Tim Taylor
- Born: 4 October 1982 (age 43) Derby, England
- Height: 1.80 m (5 ft 11 in)
- Weight: 91 kg (14 st 5 lb)

Rugby union career
- Position: Fly-half

Senior career
- Years: Team / Apps / (Points)
- Tasman Makos
- Crusaders
- Leicester Tigers
- Saracens
- Nottingham
- 2010-2014: Gloucester / 41 / (171)

= Tim Taylor (rugby union, born 1982) =

English rugby union player

Tim Taylor (born 4 October 1982 in Derby, England) is a former rugby union player who played at fly-half.

== Career ==
Taylor made his first appearance for Gloucester when he came off the bench against Worcester in the Anglo-Welsh Cup. A week later he started his first game against Harlequins at the Twickenham Stoop in the same competition and scored a try and a match winning conversion to send Gloucester into the semi-finals.

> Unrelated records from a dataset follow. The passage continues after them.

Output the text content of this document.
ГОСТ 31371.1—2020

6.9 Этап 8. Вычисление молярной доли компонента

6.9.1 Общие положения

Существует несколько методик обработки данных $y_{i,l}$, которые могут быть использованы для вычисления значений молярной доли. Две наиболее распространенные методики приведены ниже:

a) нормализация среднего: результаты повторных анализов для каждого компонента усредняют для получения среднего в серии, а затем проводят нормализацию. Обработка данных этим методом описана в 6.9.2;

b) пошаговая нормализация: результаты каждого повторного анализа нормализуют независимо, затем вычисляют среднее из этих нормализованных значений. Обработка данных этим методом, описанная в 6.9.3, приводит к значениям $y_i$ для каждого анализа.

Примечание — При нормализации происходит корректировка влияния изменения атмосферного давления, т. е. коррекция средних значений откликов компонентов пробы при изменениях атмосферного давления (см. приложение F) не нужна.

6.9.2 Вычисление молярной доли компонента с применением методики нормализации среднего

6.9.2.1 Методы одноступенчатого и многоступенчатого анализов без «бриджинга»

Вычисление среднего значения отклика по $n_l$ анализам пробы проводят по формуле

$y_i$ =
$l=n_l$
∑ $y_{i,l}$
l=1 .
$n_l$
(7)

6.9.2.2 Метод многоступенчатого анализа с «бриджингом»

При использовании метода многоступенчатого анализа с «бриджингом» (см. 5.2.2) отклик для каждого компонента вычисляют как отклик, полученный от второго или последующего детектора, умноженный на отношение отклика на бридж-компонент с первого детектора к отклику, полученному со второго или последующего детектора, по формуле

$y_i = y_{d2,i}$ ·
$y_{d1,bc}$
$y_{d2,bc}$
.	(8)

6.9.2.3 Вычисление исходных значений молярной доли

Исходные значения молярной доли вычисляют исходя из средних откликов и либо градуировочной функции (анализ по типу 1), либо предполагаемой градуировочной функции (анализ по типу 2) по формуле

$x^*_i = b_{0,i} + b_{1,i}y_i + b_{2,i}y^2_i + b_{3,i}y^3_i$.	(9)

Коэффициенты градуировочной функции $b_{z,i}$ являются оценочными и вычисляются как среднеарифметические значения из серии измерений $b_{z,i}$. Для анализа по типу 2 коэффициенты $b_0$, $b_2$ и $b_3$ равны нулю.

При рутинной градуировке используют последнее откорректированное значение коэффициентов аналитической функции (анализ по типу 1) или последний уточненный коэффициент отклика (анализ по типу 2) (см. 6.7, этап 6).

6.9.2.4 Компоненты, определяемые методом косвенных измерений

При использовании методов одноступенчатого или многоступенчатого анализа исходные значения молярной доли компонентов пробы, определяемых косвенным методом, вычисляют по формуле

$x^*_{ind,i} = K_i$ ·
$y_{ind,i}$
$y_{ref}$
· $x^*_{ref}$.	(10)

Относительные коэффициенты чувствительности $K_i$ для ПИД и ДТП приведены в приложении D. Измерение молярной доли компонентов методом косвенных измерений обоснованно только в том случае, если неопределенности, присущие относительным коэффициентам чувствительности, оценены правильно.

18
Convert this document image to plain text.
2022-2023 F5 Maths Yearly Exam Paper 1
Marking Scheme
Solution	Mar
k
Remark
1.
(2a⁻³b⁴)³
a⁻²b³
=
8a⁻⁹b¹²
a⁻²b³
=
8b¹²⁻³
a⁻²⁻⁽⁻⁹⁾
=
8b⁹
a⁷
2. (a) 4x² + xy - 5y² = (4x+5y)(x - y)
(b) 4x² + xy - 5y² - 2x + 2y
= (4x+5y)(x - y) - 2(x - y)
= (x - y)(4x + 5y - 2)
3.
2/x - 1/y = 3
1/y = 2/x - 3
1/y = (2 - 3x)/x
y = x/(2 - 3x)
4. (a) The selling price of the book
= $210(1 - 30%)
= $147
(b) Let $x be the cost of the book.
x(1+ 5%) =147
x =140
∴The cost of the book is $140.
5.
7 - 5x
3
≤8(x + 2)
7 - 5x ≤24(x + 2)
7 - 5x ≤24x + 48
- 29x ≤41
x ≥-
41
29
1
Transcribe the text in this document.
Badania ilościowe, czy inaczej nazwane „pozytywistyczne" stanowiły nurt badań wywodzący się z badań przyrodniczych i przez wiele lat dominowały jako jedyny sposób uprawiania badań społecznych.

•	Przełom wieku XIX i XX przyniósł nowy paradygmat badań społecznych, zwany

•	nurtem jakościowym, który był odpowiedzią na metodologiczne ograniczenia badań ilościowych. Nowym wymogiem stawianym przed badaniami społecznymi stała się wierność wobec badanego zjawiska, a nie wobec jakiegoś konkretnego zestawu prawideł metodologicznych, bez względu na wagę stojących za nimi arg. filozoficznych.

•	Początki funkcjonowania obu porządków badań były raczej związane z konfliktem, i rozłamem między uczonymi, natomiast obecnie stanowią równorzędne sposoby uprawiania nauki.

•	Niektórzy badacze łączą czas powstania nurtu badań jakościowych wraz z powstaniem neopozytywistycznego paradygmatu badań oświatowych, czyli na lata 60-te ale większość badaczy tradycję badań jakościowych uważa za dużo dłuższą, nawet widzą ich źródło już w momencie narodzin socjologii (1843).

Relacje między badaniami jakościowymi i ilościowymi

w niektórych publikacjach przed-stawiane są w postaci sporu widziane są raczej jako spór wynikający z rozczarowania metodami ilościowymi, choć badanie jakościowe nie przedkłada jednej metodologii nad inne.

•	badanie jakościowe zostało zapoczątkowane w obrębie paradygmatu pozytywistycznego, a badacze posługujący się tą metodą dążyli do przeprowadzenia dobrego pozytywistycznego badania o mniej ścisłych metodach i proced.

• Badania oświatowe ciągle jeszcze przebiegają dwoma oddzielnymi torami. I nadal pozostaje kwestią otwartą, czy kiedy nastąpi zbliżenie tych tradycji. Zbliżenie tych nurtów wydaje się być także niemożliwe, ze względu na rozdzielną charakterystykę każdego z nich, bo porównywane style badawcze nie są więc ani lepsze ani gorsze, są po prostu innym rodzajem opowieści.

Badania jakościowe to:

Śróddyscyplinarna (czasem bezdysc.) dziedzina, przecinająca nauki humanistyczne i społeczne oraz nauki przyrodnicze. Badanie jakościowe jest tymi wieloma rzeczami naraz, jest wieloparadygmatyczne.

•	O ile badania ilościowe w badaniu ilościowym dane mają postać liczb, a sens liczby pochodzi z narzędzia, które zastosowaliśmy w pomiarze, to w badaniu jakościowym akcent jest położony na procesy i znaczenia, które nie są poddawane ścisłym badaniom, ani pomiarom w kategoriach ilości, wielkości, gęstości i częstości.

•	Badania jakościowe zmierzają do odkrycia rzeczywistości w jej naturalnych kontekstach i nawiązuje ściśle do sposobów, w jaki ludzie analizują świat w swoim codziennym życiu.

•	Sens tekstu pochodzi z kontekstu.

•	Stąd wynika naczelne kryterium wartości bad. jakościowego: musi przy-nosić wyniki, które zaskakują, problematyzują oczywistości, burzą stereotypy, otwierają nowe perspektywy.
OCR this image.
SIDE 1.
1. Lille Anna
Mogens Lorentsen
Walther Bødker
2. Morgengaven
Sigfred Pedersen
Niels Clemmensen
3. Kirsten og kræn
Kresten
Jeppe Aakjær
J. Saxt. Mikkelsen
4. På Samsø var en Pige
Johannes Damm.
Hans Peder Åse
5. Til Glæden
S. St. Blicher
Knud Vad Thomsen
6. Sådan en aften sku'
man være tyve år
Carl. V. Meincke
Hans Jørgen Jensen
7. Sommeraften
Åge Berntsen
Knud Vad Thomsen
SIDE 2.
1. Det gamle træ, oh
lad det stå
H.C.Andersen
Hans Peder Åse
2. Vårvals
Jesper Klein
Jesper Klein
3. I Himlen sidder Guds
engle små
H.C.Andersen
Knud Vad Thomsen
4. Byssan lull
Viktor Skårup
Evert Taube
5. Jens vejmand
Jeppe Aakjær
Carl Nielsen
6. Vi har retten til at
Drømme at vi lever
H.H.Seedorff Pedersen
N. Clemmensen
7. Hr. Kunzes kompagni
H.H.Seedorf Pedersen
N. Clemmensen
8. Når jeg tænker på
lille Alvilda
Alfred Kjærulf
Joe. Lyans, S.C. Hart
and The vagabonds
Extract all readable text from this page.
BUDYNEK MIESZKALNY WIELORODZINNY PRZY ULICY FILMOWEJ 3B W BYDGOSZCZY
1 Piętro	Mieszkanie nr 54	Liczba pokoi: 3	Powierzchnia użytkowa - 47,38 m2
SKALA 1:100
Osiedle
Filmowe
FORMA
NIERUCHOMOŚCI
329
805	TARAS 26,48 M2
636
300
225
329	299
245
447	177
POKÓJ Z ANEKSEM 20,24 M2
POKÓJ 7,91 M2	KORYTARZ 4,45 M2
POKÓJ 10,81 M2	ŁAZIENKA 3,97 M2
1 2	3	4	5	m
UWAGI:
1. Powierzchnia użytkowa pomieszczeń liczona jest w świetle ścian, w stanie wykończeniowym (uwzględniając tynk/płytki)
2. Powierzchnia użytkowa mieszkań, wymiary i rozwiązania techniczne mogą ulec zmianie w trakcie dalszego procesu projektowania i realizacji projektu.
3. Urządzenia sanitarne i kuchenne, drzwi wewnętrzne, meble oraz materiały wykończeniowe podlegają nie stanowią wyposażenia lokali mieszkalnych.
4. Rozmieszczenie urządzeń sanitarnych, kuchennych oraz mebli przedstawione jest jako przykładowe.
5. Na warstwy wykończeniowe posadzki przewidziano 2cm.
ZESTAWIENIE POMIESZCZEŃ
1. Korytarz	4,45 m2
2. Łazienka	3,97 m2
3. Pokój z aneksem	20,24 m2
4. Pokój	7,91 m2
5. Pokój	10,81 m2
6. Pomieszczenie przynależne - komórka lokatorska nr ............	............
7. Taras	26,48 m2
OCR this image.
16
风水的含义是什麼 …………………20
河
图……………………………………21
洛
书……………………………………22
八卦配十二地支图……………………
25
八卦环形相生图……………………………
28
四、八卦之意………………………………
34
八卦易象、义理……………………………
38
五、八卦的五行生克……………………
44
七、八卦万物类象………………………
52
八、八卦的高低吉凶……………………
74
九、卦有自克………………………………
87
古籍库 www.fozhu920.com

Taylor initially signed on loan but after just three appearances he signed a two-year contract. Taylor went on to score one more try in a Guinness Premiership defeat away to Newcastle Falcons. In 2012, Taylor signed a two-year contract extension with Gloucester until the end of the 2013–14 season.

On 6 March 2014, Taylor announced retirement from rugby with immediate effect because of his long-term knee injuries. He remained with Gloucester as their new Kicking and Skills Coach.